Your references (1,2) were extremely helpful in understanding what exactly is going on; Thank You!
The ’A few words about table expressions and op…' section in Introducing Arquero really explains the issue.
Unfortunately, for my use case, I’m dynamically creating new columns/attributes for the rollup-table and can’t reference columns/attributes that are being generated in the rollup as parameters for the op.corr method.
The params method/pattern is only applicable for calculating values as a function of the current table row being processed. It is a similar scenario to what @bmschmidt explained in this notebook.
So my use of the eval appears to be the only option so far for my specific situation.
I think the reason this is difficult is that the data columns are not tidy. If you fold the data into a long format first, the cross-product correlation is relatively straightforward in arquero: the only weird bit is a custom join function to avoid duplicating keys on the left and right.
const long = aq
.from(data)
.fold(aq.not("Date"), {"as": ["company", "price"]})
return long
.join(long, (a, b) => op.equal(a.Date, b.Date) && a.company < b.company)
.groupby("company_1", "company_2")
.rollup(
{correlation: op.corr("price_1", "price_2")})
.orderby(aq.desc("correlation"))
.view()
Thanks for your elegant approach, but it appears to only apply for the use case where one knows ahead of time exactly which data columns are going to participate in the correlation and what uniquely identifies (keys (verb)) each row…in this case ‘Date’.
Knowing that ‘Date’ is the row identifier allows your logic to negate/remove it from the fold and also use it in the custom join.
The generalized approach is data-driven and dimension-independent. It uses the data profile to determine which columns are measures and then dynamically proceeds with the correlation analyses.
If the data has anything that is being ‘measured’ it will correlate against generic metric_1, metric_2 pairings and then rank those correlations.
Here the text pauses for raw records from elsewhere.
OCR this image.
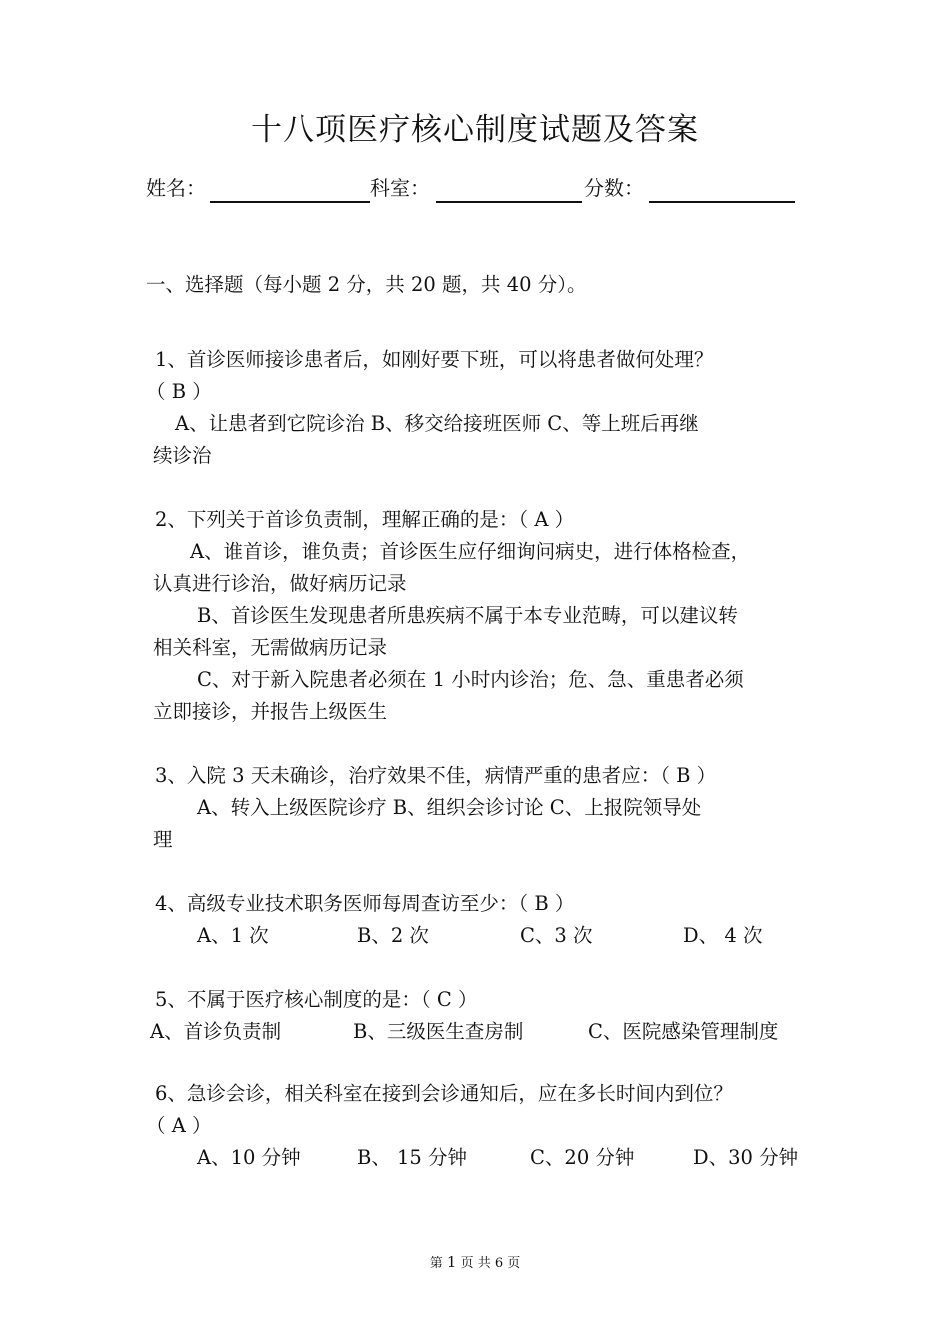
十八项医疗核心制度试题及答案
姓名：	科室：	分数：
一、选择题（每小题 2 分，共 20 题，共 40 分）。
1、首诊医师接诊患者后，如刚好要下班，可以将患者做何处理？
（ B ）
A、让患者到它院诊治 B、移交给接班医师 C、等上班后再继
续诊治
2、下列关于首诊负责制，理解正确的是：（ A ）
A、谁首诊，谁负责；首诊医生应仔细询问病史，进行体格检查，
认真进行诊治，做好病历记录
B、首诊医生发现患者所患疾病不属于本专业范畴，可以建议转
相关科室，无需做病历记录
C、对于新入院患者必须在 1 小时内诊治；危、急、重患者必须
立即接诊，并报告上级医生
3、入院 3 天未确诊，治疗效果不佳，病情严重的患者应：（ B ）
A、转入上级医院诊疗 B、组织会诊讨论 C、上报院领导处
理
4、高级专业技术职务医师每周查访至少：（ B ）
A、1 次	B、2 次	C、3 次	D、 4 次
5、不属于医疗核心制度的是：（ C ）
A、首诊负责制	B、三级医生查房制	C、医院感染管理制度
6、急诊会诊，相关科室在接到会诊通知后，应在多长时间内到位？
（ A ）
A、10 分钟	B、 15 分钟	C、20 分钟	D、30 分钟
第 1 页 共 6 页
The stock data was used a convenient data source to illustrate that analysis pattern.
I added a ‘Usage’ section to the notebook.
Here’s how you would use correlationAnalysis against the ‘beers’ data from the Arquero introduction:
import {beers} from “@uwdata/introducing-arquero”
beersData = beers.objects();
import {correlationAnalysis} with {beersData as data} from “@mariodelgadosr/dow-jones-industrial-average-correlation-analysis-with-ar”
…At first glance table expressions look like normal JavaScript functions… but hold on! Under the hood, Arquero takes a set of function definitions, maps them to strings, then parses, rewrites, and compiles them to efficiently manage data internally…
With this is mind, the section of Limitations has this critical recommendation:
…Alternatively, for programmatic generation of table expressions one can fallback to generating a string – rather than a proper function definition – and use that instead…
The string inside the eval method can be passed directly as a Table expression. See the solution implemented in cell rollupObj.
Be careful to follow the exact string formatting requirements!:
…using an identifier other than d will fail. In contrast, with an explicit function definition you are free to rename the argument as you see fit…